Does anyone really think we’ll still be talking about Avatar twenty years from now?  

How about Gravity? Or Harry Potter and the Deathly Hallows? Or The Lord of the Rings?  Or Wall-E?  Or Iron Man? And lest I come off as a simple special-effects/summer-blockbuster hater, how many 21st-century American movies that seem, at first blush, cut from genuine Golden Era cloth do we really think will stand that same test of time? Winter’s Bone? Django Unchained? Sideways? The Hurt Locker? There Will Be Blood? 21 Grams? Borat? Black Swan? Midnight in Paris

Takers?  Anyone?  On twenty years from now?

Look: I’m not saying it means fire and brimstone that the era of the Hollywood feature film as art is ending.

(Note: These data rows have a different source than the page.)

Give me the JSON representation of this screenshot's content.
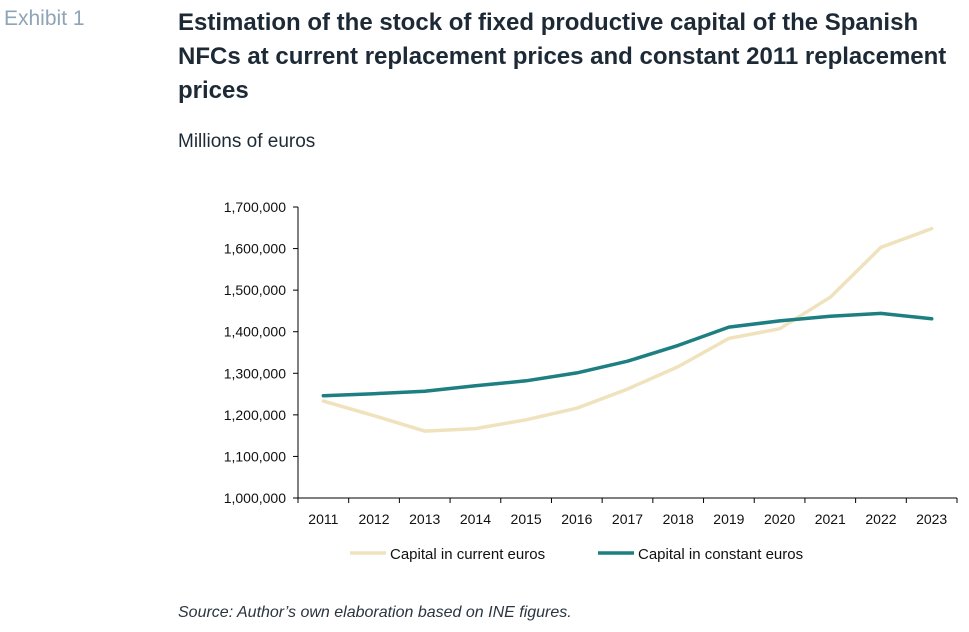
{
  "header": {
    "exhibit_label": "Exhibit 1",
    "title": "Estimation of the stock of fixed productive capital of the Spanish NFCs at current replacement prices and constant 2011 replacement prices",
    "units": "Millions of euros"
  },
  "footer": {
    "source": "Source: Author’s own elaboration based on INE figures."
  },
  "colors": {
    "current": "#efe2bd",
    "constant": "#1d7f82",
    "axis": "#000000"
  },
  "chart_data": {
    "type": "line",
    "title": "Estimation of the stock of fixed productive capital of the Spanish NFCs at current replacement prices and constant 2011 replacement prices",
    "ylabel": "Millions of euros",
    "xlabel": "",
    "x": [
      "2011",
      "2012",
      "2013",
      "2014",
      "2015",
      "2016",
      "2017",
      "2018",
      "2019",
      "2020",
      "2021",
      "2022",
      "2023"
    ],
    "ylim": [
      1000000,
      1700000
    ],
    "yticks": [
      1000000,
      1100000,
      1200000,
      1300000,
      1400000,
      1500000,
      1600000,
      1700000
    ],
    "ytick_labels": [
      "1,000,000",
      "1,100,000",
      "1,200,000",
      "1,300,000",
      "1,400,000",
      "1,500,000",
      "1,600,000",
      "1,700,000"
    ],
    "grid": false,
    "legend_position": "bottom",
    "series": [
      {
        "name": "Capital in current euros",
        "color": "#efe2bd",
        "values": [
          1233000,
          1198000,
          1161000,
          1167000,
          1188000,
          1216000,
          1262000,
          1316000,
          1384000,
          1407000,
          1483000,
          1603000,
          1648000
        ]
      },
      {
        "name": "Capital in constant euros",
        "color": "#1d7f82",
        "values": [
          1246000,
          1251000,
          1257000,
          1270000,
          1282000,
          1301000,
          1329000,
          1367000,
          1411000,
          1426000,
          1437000,
          1444000,
          1431000
        ]
      }
    ]
  }
}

But maybe I’m saying it’s ending. And pretty rapidly, too. And it’s rarely clearer than when a once-major artist like Martin Scorsese drops a stink bomb like The Wolf of Wall Street.

Is some other cultural form going to step up to provide art for the masses?

Don’t look to pop music: unless it’s Justin Bieber's we’re talking about, there are no mass audiences anymore.

Don’t look to the American novel: a few strong 21st-century efforts by Toni Morrison and Jonathan Franzen aside, its best days look to be gone. Besides which, how many Americans still read? Anything?

Could it be we’re simply evolving out of our need for art, now that so much of what happens in “reality” gets sucked up instantly into the Screenland we used to go to for art?

(Wasn't the painted canvas always a "screen"? Wasn't the stage? The printed page?)

For better or worse, we seem poised to find out.